Emsal Mahkeme Kararı İstanbul Bölge Adliye Mahkemesi 16. Hukuk Dairesi 2022/438 E. 2023/1912 K. 20.12.2023 T.

Görüntülediğiniz mahkeme kararı henüz kesinleşmemiştir. Yararlı olması amacıyla eklenmiştir.

T.C.
İSTANBUL
BÖLGE ADLİYE MAHKEMESİ
16. HUKUK DAİRESİ
T Ü R K M İ L L E T İ A D I N A
İ S T İ N A F K A R A R I
DOSYA NO: 2022/438 Esas
KARAR NO: 2023/1912
İNCELENEN KARARIN
MAHKEMESİ: BAKIRKÖY 1. FİKRİ VE SINAÎ HAKLAR HUKUK MAHKEMESİ
TARİHİ: 30/09/2021
NUMARASI: 2018/474 Esas – 2021/195 Karar
DAVANIN KONUSU: Endüstriyel Tasarım (Endüstriyel Tasarım Hakkına Tecavüzden Kaynaklanan)
KARAR TARİHİ: 20/12/2023
İstinaf incelemesi için dairemize gönderilen dosyanın ilk incelemesi tamamlanmış olmakla, HMK 353. Maddesi gereğince dosya içeriğine göre duruşma yapılmasına gerek görülmeden dosya üzerinde yapılan inceleme sonucu;
GEREĞİ DÜŞÜNÜLDÜ:DAVA: Davacı vekili dava dilekçesinde özetle; müvekkilinin uzun yıllardır özellikle gıda olmak üzere birçok alanda aktif olarak faaliyette bulunduğunu, TPMK nezdinde … sayı ile tescilli “ambalaj deseni” tasarımlarının sahibi olduğunu, … (1) sayı ile tescilli “ambalaj deseni No:..” isimli tasarımın gıda sektörü alanında gerek yurt içinde gerekse yurt dışında aktif ve yoğun şekilde kullanıldığını, müvekkilinin tescilli markası ve tasarımı tanınmış olup hatta slogan halinde olduğunu, bu durumda davalının müvekkiline ait tasarımı taklit ettiğini, davalının ürünlerinin müvekkiline ait ürünler zannedilip karışıklığa neden olacağının aşikar olduğunu, davaya konu her iki tasarımın birbirinin aynısı olduğunu, davalının eylemlerinin müvekkilinin tescilli tasarımına tecavüz oluşturduğunu maddi ve manevi zararlar verdiğini iddia ederek, davalının, müvekkilinin … tescil numaralı tasarımına yönelik tecavüz ve haksız rekabetinin tespitini, men’ini, ref’ini, şimdilik 1.000,00 TL maddi tazminatın haksız fiil tarihinden itibaren işleyecek en yüksek avans faizi ile, 5.000,00 TL manevi tazminatın haksız fiil tarihinden itibaren işleyecek faizi ile birlikte tahsilini talep ve dava etmiştir. Davacı vekili 26/04/2021 tarihli dilekçesi ile, 1.000,00 TL olan maddi tazminat talebini 42.785,48 TL’ye artırarak harcını yatırmıştır.

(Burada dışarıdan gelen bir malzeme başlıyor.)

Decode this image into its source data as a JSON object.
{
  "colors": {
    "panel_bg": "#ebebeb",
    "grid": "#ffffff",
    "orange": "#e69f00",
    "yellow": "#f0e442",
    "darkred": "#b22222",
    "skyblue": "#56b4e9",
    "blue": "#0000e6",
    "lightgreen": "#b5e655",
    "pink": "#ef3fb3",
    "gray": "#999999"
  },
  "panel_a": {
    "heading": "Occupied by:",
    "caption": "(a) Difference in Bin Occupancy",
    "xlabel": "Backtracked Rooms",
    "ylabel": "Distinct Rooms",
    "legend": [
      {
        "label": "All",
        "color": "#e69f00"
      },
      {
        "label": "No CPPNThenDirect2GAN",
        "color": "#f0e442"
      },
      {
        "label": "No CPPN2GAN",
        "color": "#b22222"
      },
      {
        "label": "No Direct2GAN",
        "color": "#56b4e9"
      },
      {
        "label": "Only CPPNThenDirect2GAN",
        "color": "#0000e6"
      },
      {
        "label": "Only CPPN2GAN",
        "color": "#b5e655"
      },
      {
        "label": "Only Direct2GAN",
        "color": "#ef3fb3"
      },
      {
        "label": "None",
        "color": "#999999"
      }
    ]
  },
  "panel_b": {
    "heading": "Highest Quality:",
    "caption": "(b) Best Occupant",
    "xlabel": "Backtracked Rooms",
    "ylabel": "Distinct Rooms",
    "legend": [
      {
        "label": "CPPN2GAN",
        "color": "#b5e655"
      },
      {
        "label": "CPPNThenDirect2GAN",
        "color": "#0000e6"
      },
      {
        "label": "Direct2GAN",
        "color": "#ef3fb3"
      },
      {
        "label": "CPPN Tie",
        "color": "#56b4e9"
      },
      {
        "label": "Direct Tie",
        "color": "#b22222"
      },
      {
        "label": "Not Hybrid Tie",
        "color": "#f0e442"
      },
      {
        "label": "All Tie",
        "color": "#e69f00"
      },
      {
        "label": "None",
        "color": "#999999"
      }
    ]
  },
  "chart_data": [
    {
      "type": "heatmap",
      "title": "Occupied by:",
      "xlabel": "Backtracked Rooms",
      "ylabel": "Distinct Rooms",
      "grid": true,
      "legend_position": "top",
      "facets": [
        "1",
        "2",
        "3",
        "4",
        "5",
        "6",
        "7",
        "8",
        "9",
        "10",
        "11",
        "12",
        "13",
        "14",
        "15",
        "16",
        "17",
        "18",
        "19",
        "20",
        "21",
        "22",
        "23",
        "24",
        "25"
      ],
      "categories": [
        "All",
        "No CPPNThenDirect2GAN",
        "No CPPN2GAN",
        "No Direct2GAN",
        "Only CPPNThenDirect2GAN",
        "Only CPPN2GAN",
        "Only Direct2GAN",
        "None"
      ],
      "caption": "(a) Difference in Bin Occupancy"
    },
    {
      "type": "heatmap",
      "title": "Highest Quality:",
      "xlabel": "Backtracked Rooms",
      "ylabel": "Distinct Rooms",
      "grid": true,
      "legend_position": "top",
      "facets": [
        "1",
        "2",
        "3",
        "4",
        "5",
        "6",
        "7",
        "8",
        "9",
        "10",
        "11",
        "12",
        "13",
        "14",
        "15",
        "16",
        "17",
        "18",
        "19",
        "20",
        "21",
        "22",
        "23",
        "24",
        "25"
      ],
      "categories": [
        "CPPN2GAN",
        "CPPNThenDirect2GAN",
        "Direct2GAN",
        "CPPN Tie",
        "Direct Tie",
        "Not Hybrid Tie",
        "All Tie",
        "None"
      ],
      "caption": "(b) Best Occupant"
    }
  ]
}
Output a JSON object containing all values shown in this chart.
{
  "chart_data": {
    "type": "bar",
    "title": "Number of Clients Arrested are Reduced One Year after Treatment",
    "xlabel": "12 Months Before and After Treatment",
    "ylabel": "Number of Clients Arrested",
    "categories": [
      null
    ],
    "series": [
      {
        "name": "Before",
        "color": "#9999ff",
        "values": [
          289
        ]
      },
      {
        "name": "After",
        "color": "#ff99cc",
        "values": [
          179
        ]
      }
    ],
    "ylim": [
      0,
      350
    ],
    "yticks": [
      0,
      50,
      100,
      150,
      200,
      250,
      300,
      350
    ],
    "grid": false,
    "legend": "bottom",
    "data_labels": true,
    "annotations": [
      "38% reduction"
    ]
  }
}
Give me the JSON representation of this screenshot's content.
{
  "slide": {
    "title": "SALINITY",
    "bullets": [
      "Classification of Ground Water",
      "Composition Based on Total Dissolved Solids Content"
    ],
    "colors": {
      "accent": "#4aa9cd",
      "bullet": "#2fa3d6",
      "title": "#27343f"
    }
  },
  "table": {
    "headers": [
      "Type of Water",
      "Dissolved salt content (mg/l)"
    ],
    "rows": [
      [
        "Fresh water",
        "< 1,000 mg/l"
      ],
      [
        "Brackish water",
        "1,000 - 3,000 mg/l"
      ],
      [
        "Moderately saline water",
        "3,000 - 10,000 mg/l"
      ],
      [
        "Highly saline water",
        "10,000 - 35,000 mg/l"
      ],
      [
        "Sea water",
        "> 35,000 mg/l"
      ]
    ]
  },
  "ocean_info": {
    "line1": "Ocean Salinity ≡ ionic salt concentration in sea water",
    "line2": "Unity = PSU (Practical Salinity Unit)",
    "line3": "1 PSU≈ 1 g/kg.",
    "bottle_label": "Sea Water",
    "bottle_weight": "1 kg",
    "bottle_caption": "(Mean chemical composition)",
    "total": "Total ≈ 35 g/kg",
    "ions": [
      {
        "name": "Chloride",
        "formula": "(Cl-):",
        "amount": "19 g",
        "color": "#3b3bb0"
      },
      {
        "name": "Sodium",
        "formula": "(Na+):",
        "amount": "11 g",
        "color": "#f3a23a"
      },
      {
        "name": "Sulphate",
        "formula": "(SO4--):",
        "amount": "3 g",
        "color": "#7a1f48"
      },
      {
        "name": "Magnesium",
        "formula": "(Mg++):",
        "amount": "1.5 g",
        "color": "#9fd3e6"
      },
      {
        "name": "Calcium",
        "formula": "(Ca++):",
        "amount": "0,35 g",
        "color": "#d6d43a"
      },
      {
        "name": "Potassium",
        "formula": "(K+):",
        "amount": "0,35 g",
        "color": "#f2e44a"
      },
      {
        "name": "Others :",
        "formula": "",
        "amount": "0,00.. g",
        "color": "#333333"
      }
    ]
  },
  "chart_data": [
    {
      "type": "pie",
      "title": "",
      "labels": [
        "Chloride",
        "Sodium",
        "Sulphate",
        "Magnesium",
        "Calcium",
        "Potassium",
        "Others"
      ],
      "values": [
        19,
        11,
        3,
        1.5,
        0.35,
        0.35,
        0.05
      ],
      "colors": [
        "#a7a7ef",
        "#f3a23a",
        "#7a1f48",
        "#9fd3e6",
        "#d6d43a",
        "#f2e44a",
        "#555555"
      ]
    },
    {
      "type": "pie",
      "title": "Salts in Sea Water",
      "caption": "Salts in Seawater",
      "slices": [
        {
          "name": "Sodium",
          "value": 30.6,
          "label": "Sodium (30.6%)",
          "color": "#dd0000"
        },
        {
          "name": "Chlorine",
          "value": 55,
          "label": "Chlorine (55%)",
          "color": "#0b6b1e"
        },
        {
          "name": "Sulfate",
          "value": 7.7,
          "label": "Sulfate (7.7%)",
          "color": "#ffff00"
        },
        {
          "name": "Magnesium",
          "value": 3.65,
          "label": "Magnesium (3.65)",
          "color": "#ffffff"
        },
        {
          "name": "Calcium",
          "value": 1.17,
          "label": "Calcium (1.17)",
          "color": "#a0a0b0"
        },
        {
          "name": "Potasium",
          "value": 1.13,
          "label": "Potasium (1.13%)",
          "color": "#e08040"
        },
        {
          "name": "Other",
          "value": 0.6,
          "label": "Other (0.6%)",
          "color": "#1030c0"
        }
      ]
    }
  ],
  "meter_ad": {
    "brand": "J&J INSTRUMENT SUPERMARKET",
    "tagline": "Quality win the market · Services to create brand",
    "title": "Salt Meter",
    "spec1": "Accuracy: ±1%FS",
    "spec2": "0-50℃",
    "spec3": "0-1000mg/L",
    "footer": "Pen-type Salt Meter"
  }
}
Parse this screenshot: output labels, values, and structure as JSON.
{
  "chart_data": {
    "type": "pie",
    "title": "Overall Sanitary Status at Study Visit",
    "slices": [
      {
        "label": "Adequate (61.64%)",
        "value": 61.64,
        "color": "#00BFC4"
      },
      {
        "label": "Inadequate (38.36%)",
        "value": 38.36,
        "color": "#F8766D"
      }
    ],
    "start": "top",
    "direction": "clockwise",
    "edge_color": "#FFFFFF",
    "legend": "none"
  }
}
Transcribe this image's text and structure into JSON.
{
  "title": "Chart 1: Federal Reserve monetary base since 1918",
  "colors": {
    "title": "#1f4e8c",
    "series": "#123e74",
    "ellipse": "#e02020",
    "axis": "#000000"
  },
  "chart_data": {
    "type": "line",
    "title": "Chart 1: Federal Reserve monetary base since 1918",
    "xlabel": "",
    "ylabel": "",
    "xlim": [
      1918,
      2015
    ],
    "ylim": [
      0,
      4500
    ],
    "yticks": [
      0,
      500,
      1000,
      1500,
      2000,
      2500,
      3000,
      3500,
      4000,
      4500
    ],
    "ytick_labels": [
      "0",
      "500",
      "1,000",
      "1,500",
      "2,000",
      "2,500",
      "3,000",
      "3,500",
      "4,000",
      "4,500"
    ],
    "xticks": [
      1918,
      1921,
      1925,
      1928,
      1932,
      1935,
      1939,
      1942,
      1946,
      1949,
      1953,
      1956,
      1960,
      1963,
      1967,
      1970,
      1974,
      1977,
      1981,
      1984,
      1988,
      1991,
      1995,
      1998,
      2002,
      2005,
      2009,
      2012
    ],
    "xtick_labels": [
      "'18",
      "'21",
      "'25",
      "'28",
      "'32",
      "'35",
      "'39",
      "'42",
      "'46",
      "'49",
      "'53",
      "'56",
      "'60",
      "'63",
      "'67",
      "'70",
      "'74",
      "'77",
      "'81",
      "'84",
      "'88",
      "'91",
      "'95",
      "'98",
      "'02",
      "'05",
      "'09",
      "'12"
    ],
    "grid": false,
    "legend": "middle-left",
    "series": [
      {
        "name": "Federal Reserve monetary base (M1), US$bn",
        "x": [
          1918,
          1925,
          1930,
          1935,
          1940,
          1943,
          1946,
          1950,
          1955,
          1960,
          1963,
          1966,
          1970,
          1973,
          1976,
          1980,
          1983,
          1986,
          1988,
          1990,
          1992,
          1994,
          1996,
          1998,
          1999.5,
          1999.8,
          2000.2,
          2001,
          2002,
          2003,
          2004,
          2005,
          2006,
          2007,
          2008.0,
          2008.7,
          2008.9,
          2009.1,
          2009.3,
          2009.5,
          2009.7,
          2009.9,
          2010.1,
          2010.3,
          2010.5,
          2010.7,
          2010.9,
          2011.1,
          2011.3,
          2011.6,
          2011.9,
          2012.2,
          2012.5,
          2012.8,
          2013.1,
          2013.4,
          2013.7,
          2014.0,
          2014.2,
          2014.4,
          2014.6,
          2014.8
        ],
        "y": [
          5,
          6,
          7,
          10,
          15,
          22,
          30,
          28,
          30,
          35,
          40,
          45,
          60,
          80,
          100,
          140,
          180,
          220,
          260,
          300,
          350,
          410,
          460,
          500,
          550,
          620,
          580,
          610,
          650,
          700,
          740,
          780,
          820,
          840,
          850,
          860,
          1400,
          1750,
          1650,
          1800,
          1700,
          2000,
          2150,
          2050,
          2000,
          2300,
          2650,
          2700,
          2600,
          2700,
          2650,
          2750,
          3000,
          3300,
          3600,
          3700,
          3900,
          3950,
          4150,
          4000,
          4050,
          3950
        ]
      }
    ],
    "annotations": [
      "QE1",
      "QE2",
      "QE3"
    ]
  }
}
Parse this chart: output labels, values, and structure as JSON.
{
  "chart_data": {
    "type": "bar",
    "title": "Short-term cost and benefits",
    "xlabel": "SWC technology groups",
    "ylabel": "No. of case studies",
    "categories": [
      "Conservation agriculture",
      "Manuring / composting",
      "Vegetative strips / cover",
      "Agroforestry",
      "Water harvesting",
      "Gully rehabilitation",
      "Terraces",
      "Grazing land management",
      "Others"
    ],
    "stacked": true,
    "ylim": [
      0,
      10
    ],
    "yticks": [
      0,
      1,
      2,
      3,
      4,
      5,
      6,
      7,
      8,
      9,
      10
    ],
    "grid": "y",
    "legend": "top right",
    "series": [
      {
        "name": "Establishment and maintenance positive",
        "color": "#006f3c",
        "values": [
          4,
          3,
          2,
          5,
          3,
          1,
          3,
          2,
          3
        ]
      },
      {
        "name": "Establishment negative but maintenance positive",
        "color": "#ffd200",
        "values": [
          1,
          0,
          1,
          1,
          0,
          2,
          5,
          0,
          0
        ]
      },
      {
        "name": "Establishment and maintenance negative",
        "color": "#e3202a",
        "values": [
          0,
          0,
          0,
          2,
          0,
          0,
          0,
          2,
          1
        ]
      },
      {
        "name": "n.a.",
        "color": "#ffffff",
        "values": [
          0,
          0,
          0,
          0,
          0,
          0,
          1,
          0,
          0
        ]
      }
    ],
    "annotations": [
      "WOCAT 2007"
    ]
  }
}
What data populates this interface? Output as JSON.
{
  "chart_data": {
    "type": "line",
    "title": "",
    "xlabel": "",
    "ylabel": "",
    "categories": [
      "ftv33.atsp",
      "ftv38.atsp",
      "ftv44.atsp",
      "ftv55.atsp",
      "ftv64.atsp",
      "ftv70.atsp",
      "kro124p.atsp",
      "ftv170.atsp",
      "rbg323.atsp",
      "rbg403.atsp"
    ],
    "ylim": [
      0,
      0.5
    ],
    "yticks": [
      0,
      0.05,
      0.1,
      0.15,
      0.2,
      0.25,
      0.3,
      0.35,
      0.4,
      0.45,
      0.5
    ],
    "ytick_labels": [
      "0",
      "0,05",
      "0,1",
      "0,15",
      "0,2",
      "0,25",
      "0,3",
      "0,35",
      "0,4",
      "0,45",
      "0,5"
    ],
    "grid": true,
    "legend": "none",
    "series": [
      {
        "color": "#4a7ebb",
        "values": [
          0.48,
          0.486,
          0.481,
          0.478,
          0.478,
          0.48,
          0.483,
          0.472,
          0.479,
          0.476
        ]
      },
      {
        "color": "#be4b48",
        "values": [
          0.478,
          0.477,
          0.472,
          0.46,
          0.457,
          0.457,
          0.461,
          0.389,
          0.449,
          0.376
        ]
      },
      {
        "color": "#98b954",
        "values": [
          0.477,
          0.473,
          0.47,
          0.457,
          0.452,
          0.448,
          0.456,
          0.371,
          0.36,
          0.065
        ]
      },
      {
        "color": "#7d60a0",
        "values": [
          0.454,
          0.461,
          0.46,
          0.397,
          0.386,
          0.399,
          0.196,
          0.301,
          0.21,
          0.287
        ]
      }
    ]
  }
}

CEVAP: Davalı vekili cevap dilekçesinde özetle; müvekkili şirketin 2015 yılından bu yana gıda tekstil alanında faaliyet gösterdiğini, davaya konu edilen ambalajının müvekkili tarafından kullanılmadığını, müvekkili adına anılan sicilde … numarasıyla tescilli “…” isimli şekil markasını tescilli olarak kullandığını, markanın bir şekil markası olup dosyada mübrez tescil belgesinden bunun açıkça görüldüğünü, tescilli şekil markasının kullanılmasının davacının tasarımına tecavüz oluşturduğu iddiasının kabul edilemez olduğunu, davacının tasarımı ile müvekkilinin şekil markasını ihtiva eden ambalajı arasında benzerlik bulunmadığını, müvekkilinin “…” şekil markasını ihtiva eden tescilsiz tasarımı ile davacının tasarım tescili kıyaslandığında içerisinde yer alan “1” rakamı dışında görsel ve işitsel anlamda hiçbir benzerlik bulunmadığını, müvekkili markası üzerindeki vurgunun MR. (BAY) harfi üzerinde yoğunlaştığını, ancak davacı markasının ise bir bütün halinde bakıldığında daha çok NO (NUMARA) ibareleri üzerinde yoğunlaştığını, bu durumun iki tasarımın görselinde ciddi farklılık oluşturduğunu ve davacı yan iddiaların haksız, mesnetsiz ve hukuki dayanaktan yoksun olduğunu savunarak, davanın reddini talep etmiştir.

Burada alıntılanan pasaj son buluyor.